Segundo o especialista, Pequim tem histórico de implementar planos estratégicos, e a redução planejada nas compras de soja teria um impacto relevante para os produtores brasileiros. Se a China cortar as importações em 25% até 2030, o volume afetado seria de 23,5 milhões de toneladas. O setor, que depende majoritariamente do mercado chinês, precisa se antecipar a esse movimento e avaliar riscos de concentração de mercado.
Além da questão chinesa, o especialista comentou o risco de novas tarifas vindas da União Europeia. O bloco europeu costuma impor barreiras não tarifárias em acordos comerciais, como o firmado com o Mercosul. Para se manter competitivo, o Brasil precisa melhorar a capacidade de comprovação de sua produção, pois, embora seja campeão em volume, está atrasado na documentação.

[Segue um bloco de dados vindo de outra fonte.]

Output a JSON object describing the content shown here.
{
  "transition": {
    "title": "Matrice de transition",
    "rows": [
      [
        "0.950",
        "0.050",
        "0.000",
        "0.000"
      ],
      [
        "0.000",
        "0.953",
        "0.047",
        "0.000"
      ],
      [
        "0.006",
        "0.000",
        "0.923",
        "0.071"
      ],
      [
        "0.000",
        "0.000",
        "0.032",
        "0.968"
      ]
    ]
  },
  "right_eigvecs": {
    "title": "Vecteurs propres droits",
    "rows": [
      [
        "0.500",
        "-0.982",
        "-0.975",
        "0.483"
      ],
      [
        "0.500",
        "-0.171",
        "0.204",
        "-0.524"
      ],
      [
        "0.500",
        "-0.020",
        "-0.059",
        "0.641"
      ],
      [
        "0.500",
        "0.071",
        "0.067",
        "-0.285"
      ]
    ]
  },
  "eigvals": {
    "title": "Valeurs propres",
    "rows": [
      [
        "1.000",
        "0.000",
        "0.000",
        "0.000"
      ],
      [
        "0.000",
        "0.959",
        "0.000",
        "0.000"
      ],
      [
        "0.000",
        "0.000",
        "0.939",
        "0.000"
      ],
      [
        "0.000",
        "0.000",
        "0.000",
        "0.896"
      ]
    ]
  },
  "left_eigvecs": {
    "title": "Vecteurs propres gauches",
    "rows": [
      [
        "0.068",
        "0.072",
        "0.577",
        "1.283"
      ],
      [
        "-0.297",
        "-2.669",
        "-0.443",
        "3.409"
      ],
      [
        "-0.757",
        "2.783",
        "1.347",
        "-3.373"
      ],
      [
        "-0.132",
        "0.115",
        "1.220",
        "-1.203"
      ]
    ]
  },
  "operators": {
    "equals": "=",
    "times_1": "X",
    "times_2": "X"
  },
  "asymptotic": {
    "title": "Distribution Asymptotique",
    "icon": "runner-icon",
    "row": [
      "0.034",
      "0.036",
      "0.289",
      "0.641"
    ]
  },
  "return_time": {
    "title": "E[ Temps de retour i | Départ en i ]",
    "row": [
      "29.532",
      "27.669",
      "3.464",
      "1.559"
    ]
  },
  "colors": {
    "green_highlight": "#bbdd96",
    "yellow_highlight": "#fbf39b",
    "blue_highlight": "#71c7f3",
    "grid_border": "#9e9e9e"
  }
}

O setor produtivo deve se preparar para cumprir exigências de rastreabilidade e governança. O especialista citou o Uruguai como exemplo de país que avançou na área, alertando que o Brasil corre o risco de ficar para trás. Ele também aconselhou cautela ao discutir retaliações comerciais, pois os efeitos de disputas políticas podem ser irreversíveis.